Anyone else read this doorstopper? What did you think about it?

It's great

Sometimes I see something so moving I know I’m not supposed to linger. See it and leave. If you stay too long, you wear out the wordless shock. Love it and trust it and leave desu.

read it when i was 16
easy read good book

I read it when I was 12. That was my impression as well, i.e. an extremely easy read.

Read it at 7, pretty good

My dad read it to me when I was 5. Don DeLillo is a hack writer.

Delillo is shit

It's an entertainment and lengthy criss-crossing of many intersections of post-WWII America. Its scope is arguably its best quality but it brings with it philosophy and pathos, presenting a humane and relevant consideration of all kinds of lives. These range from nuns trying to do a bit of good, to down-and-out minorities hoping for a stroke of luck, through to middle-age, middle-class office stiffs going about their daily, globalised lives. It also has room for optimistic painters of abandoned war planes laid benign in the desert, and talks heavily about people involved on both ends of everyday violence (Texas highway guy).

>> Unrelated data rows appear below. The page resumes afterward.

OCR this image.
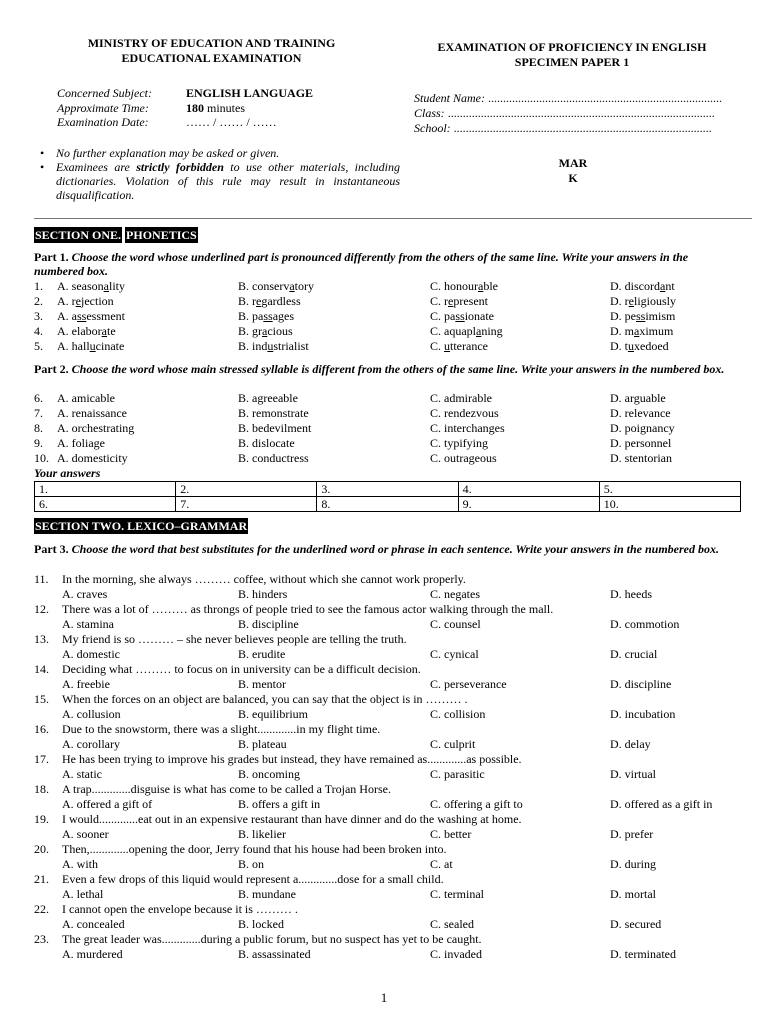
MINISTRY OF EDUCATION AND TRAINING
EDUCATIONAL EXAMINATION
EXAMINATION OF PROFICIENCY IN ENGLISH
SPECIMEN PAPER 1
Concerned Subject:	ENGLISH LANGUAGE
Approximate Time:	180 minutes
Examination Date:	…… / …… / ……
Student Name: ..............................................................................
Class: .........................................................................................
School: ......................................................................................
• No further explanation may be asked or given.
• Examinees are strictly forbidden to use other materials, including dictionaries. Violation of this rule may result in instantaneous disqualification.
MAR
K
SECTION ONE. PHONETICS
Part 1. Choose the word whose underlined part is pronounced differently from the others of the same line. Write your answers in the numbered box.
1.	A. seasonality	B. conservatory	C. honourable	D. discordant
2.	A. rejection	B. regardless	C. represent	D. religiously
3.	A. assessment	B. passages	C. passionate	D. pessimism
4.	A. elaborate	B. gracious	C. aquaplaning	D. maximum
5.	A. hallucinate	B. industrialist	C. utterance	D. tuxedoed
Part 2. Choose the word whose main stressed syllable is different from the others of the same line. Write your answers in the numbered box.
6.	A. amicable	B. agreeable	C. admirable	D. arguable
7.	A. renaissance	B. remonstrate	C. rendezvous	D. relevance
8.	A. orchestrating	B. bedevilment	C. interchanges	D. poignancy
9.	A. foliage	B. dislocate	C. typifying	D. personnel
10. A. domesticity	B. conductress	C. outrageous	D. stentorian
Your answers
1.	2.	3.	4.	5.
6.	7.	8.	9.	10.
SECTION TWO. LEXICO–GRAMMAR
Part 3. Choose the word that best substitutes for the underlined word or phrase in each sentence. Write your answers in the numbered box.
11.	In the morning, she always ……… coffee, without which she cannot work properly.
A. craves	B. hinders	C. negates	D. heeds
12.	There was a lot of ……… as throngs of people tried to see the famous actor walking through the mall.
A. stamina	B. discipline	C. counsel	D. commotion
13.	My friend is so ……… – she never believes people are telling the truth.
A. domestic	B. erudite	C. cynical	D. crucial
14.	Deciding what ……… to focus on in university can be a difficult decision.
A. freebie	B. mentor	C. perseverance	D. discipline
15.	When the forces on an object are balanced, you can say that the object is in ……… .
A. collusion	B. equilibrium	C. collision	D. incubation
16.	Due to the snowstorm, there was a slight.............in my flight time.
A. corollary	B. plateau	C. culprit	D. delay
17.	He has been trying to improve his grades but instead, they have remained as.............as possible.
A. static	B. oncoming	C. parasitic	D. virtual
18.	A trap.............disguise is what has come to be called a Trojan Horse.
A. offered a gift of	B. offers a gift in	C. offering a gift to	D. offered as a gift in
19.	I would.............eat out in an expensive restaurant than have dinner and do the washing at home.
A. sooner	B. likelier	C. better	D. prefer
20.	Then,.............opening the door, Jerry found that his house had been broken into.
A. with	B. on	C. at	D. during
21.	Even a few drops of this liquid would represent a.............dose for a small child.
A. lethal	B. mundane	C. terminal	D. mortal
22.	I cannot open the envelope because it is ……… .
A. concealed	B. locked	C. sealed	D. secured
23.	The great leader was.............during a public forum, but no suspect has yet to be caught.
A. murdered	B. assassinated	C. invaded	D. terminated
1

Of course, it would be remiss not to mention its highly illustrative opening chapter, which exudes a lot of imagery usually ignored in some of DeLillo's denser, prosaic novels.

Read it in the womb, was ok.

Yeah, it had a great first 300 pages but the rest is a slow decline into mediocrity. The main theme and his prose doesn't have enough meat to carry over 800 pages and ends up spreading itself very thin. I actually got mad at the epilogue when he does that cheap allegory with the nuke detonation attraction, it felt like the ideas he was cultivating devolved and dissolved into a disappointingly banal "capitalism is bad, mkay?" message.

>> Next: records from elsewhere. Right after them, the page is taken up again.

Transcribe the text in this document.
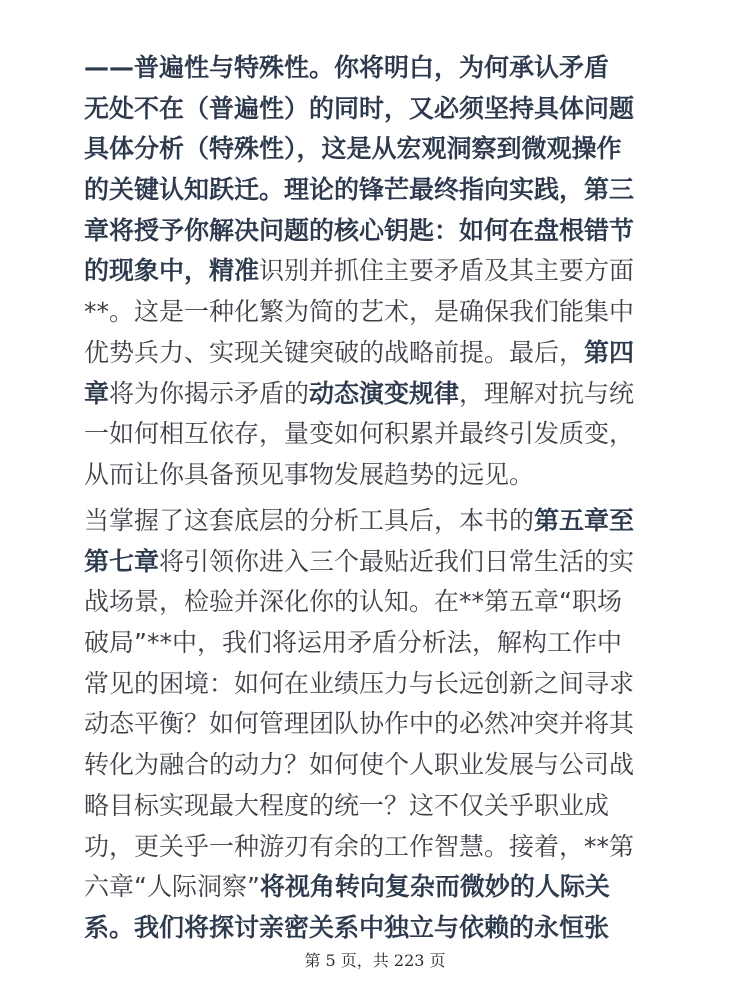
——普遍性与特殊性。你将明白，为何承认矛盾
无处不在（普遍性）的同时，又必须坚持具体问题
具体分析（特殊性），这是从宏观洞察到微观操作
的关键认知跃迁。理论的锋芒最终指向实践，第三
章将授予你解决问题的核心钥匙：如何在盘根错节
的现象中，精准识别并抓住主要矛盾及其主要方面
**。这是一种化繁为简的艺术，是确保我们能集中
优势兵力、实现关键突破的战略前提。最后，第四
章将为你揭示矛盾的动态演变规律，理解对抗与统
一如何相互依存，量变如何积累并最终引发质变，
从而让你具备预见事物发展趋势的远见。
当掌握了这套底层的分析工具后，本书的第五章至
第七章将引领你进入三个最贴近我们日常生活的实
战场景，检验并深化你的认知。在**第五章“职场
破局”**中，我们将运用矛盾分析法，解构工作中
常见的困境：如何在业绩压力与长远创新之间寻求
动态平衡？如何管理团队协作中的必然冲突并将其
转化为融合的动力？如何使个人职业发展与公司战
略目标实现最大程度的统一？这不仅关乎职业成
功，更关乎一种游刃有余的工作智慧。接着，**第
六章“人际洞察”将视角转向复杂而微妙的人际关
系。我们将探讨亲密关系中独立与依赖的永恒张
第 5 页，共 223 页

Also, there isn't anything he does in this book that Roth didn't do better in American Pastoral.

This. Except the baseball chapter

WE'RE ALL GONNA DIE

Should I read this or moby dick or fountainhead first?

Moby Dick. Don't read the others.

read it in a past life and it was like the void and
cloudless sky, and the naked, spotless intellect unto a transparent vacuum without circumference
or centre.

READ THE INTRO GOT BORED
SINATRA AND GLEESON ISNT COOL ANYMORE OLD MAN

Not that much of a doorstopper

I liked it and would discuss it more, but i'm on my phone and don't have time but have my bump OP. Nice to see people actually want to discuss UW every once in a while.
Those nuclear chapters were amazing imo

The first 5 pages were good.

Personally thought the two "main" characters, Nick Shay and Klara Sax, were boring fucking people and had the worst chapters in the book. Most other minor characters were entertaining, especially liked the old grumpy baseball collector and the Beatnik comedian.

bait i know but i am compelled to tell you to stay the fuck away from ayn rand, no matter how worthless you may feel you are, your time is worth too much to be spent reading that shit.

Is DeLillo's The Names any good? The premise sounds cool as fuck but at the same time sounds like one of those stories that could be be a real let down.

Seconded, waiting for this one in the mail.
Delillo people say it's his best often, it seems.